Rileggerlo oggi, 2017, questo libro ti annienta. Ti mette a nudo, per la capacità profetica di London che percepisci nelle viscere, nel cuore, sulla lingua, sul sesso. Non siamo un mondo ridotto allo stremo fisico (ci ingozziamo ogni minuto di cibo/informazioni/suoni e se muoriamo di fame lo si fa perché l’ingozzamento prevede che altra carne muoia) ma allo stremo dell’esistenza. Un mondo senza popoli se non quello dei consumatori o dei lavoratori coatti/precari/volontari/disoccupati/assisisti/schiavi, senza comunità di uomini e donne ma di congreghe mefitiche radunate intorno ai totem tecnologici e dei social network, schiave dei saldi, invecchiate sotto il peso di un consociativismo costituente, impoveriti nell’animo e nello spirito e nella carne, invasi senza nemmeno capire di esserlo, schiavi del lavoro o di redditi di sussistenza ma con la veste del padrone seduto davanti alle slot machines a giocarsi risparmi e ipotesi di nuovo arricchimento, rammolliti nei pensieri, nei nervi, pronti a non riconoscere padri e madri e a farci generare dal primo composto chimico disponibile. Una peste che scava dentro di noi e che ci iniettiamo sorridenti tutte le mattine, tutte le sere. Scompariremo. E una volta sopravvissuti ci riprodurremo nelle stesse categorie di stolti, sembra quasi ammonirci London. Le nostri radici rinascerenno marce o con possibilità di una nuova rinascita? London ci mette sull’avviso, ci prende alla gola e ci trasporta da un abisso all’altro, da un cadavere all’altro, da una città in fiamme all’orrido di uomini senza più regole, disciplina, consapevolezza di se stessi. Come se prima prendesse un martello e poi la nostra testa e cominciasse a picchiarci sopra facendoci schizzare di sangue la nostra stessa ipocrisia. E in quei ragazzini, in quei ragazzini che non vogliono più sentire quelle storie, che deridono il vecchio, le parole che pronuncia, il linguaggio a loro incomprensibile, cosa dovremmo vedere e ascoltare?

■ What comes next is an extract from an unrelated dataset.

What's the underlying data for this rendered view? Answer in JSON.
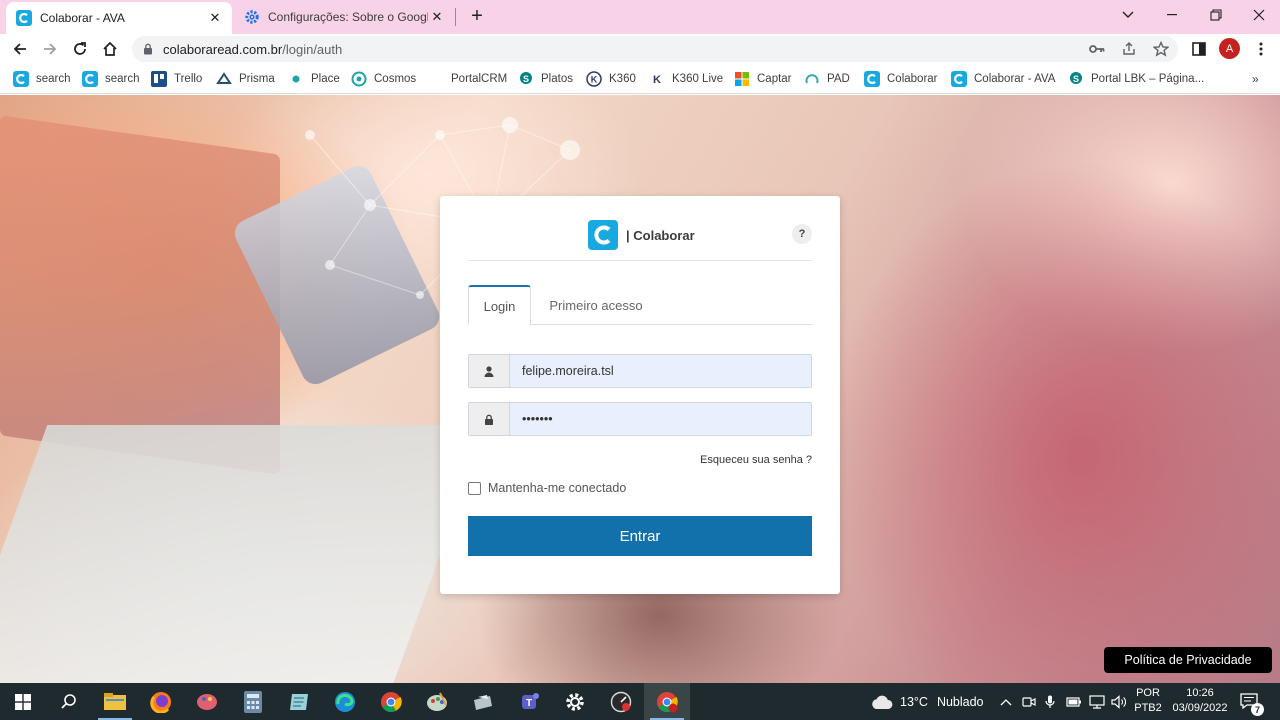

Le ripeterranno all’inifito perché forse li crediamo i progenitori, i futuri figli e nipoti dei giovani d’oggi, inquadrati, insofferenti e ribelli solo nelle pose, negli artifici chimici, nell’assuefazione sorridente ai riti quotidiani dell’imbecillimento. Ribelli nelle marche da esibire sulle magliette, nel nichilismo da X-Factor, nelle loro noiose storie di cervelli in fuga da ripetere a spron battuto nei reportage da tv verità sopra cui spalmare storie di dolorosa inutilità.
“Ce la caveremo, vero, papà?
Si. Ce la caveremo.
E non succederà niente di male.
Esatto.
Perché noi portiamo il fuoco.
Sì. perché noi portiamo il fuoco.”
(Cormac McCarthy, La strada).
Provate ad assaporare la forza di queste parole e guardate con ragazzini de “La peste scarlatta” con occhi rinnovati. Leggete con lingua nuova queste pagine. Fate uno sforzo. Assaporate l’ebbrezza di vivere al loro fianco la possibilità di un nuovo divenire. Di indossare le loro vesti. I loro trofei. Di cacciare. Costruire. Immaginare. Procreare. Perché forse ci si sta sbagliando, perché forse quei ragazzini, ambigui, persecutori del vecchio professore che racconta storie incomprensibili, figli inconsapevoli della tragedia, sono fiori profumati che sbocciano nell’azione, sono gemme di alberi da frutto che si assaporano nell’immediatezza, sono il presente e il futuro di una nuova genia. Di un popolo diverso. Capace di stare al mondo con nuove energie e uno spirito rinnovato. Non per sopravvivere ma per vivere. Per far sorgere il nuovo mondo in una purezza lancinante.
O forse anch’io sono un arrabbiato per partito preso: un bastiacontrario. Che spalanca le finestre dopo l’ennesima giornata disastrosa e sorride alle stelle e alla luna, calde e bianche nel cielo di una fredda sera di primavera. La neve che rischiara l’orizzonte nell’approssimarsi di una rinnovata alba.